Turbulente Aussichten
„Betrachtet man die aktuelle Situation am Holzmarkt, stehen die Anzeichen schon wieder auf Sturm. Ich hoffe jedoch, dass einige Verantwortliche innerhalb der Branche ihre Lehren aus dem vergangenen Jahr gezogen haben“, warnt Marberger vor einer erneut angespannten Situation am Beginn des nächsten Jahres. Angesprochen auf mögliche Sorgen eines Händlers, nennt Marberger die Struktur und Größe seiner Lieferanten: „Vor einigen Jahren kannte man als Händler die Geschäftsführer seiner Lieferanten noch persönlich. Der Umstand, dass die einzelnen Holzindustrien immer größer und tonangebender werden, hat hier einiges an Veränderung mit sich gebracht. Andererseits zeigte die Pandemie aber, dass der Handel eine bedeutende Pufferfunktion zwischen Erzeuger und Weiterverarbeitung ein nimmt, die in Zukunft noch mehr an Bedeutung gewinnen könnte.“
Allgemein blickt man im Ötztal aber positiv in die Zukunft.

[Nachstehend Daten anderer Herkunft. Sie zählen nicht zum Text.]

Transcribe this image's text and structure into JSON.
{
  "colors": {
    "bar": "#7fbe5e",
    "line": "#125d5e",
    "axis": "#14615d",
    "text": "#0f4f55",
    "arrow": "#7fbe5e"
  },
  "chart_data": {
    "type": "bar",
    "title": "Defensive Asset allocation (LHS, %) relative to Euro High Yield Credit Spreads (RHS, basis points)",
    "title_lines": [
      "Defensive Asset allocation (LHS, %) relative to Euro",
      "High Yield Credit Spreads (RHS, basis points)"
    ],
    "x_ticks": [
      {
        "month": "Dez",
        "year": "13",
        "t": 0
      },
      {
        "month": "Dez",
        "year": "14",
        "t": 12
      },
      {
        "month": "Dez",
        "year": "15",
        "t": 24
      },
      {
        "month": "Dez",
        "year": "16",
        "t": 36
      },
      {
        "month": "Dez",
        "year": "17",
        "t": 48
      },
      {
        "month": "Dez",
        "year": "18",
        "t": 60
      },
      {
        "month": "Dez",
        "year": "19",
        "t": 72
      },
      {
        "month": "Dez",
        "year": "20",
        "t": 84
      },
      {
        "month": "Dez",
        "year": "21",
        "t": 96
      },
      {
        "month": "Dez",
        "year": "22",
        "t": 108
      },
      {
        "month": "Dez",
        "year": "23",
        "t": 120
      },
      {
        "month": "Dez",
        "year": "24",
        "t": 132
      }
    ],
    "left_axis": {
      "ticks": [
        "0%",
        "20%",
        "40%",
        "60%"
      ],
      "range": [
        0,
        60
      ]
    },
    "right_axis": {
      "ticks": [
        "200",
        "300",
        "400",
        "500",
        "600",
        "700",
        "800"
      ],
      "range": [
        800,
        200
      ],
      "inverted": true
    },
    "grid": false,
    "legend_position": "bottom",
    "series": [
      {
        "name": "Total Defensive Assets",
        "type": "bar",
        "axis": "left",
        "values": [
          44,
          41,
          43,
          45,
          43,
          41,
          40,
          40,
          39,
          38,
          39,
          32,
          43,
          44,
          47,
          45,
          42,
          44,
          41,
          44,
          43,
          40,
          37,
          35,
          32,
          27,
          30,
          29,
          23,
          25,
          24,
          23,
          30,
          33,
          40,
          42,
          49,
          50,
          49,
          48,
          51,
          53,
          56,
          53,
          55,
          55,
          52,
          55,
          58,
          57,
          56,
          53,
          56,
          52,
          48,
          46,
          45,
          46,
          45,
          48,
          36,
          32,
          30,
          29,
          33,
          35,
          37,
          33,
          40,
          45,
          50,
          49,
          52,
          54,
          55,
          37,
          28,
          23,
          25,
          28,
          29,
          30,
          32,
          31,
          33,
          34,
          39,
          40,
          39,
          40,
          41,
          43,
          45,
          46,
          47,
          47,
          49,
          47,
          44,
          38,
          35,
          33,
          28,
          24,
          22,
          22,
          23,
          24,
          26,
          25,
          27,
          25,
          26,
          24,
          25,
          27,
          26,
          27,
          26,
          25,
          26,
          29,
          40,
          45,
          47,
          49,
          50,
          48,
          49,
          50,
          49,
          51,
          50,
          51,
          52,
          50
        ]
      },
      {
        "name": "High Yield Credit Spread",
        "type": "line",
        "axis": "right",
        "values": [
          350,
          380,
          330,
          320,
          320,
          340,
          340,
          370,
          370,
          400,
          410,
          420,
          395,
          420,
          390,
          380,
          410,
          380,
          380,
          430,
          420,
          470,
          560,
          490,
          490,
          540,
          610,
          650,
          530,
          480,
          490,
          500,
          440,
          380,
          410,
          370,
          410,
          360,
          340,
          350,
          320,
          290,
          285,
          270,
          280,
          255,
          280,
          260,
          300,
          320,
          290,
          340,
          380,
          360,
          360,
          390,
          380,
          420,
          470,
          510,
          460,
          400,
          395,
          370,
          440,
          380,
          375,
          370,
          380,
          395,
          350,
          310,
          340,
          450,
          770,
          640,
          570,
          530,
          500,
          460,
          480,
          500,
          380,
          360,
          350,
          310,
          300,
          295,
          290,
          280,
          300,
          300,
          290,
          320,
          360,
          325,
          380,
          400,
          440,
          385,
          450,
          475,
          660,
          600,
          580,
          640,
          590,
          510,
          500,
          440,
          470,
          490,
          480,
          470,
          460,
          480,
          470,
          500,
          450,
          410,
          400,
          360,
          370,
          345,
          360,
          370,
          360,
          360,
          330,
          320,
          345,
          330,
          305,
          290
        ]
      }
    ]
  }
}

So zeigt man sich im Hause Marberger nach wie vor voller Tatendrang. Erst unlängst suchte man um die Genehmigung für einen weiteren Zubau am Standort in Ötztal–Bahnhof an. Ein über 1000 m² großes Flächenlager mit dynamischer Lagerhaltung soll den Handelsexperten in Zukunft noch flexibler gestalten.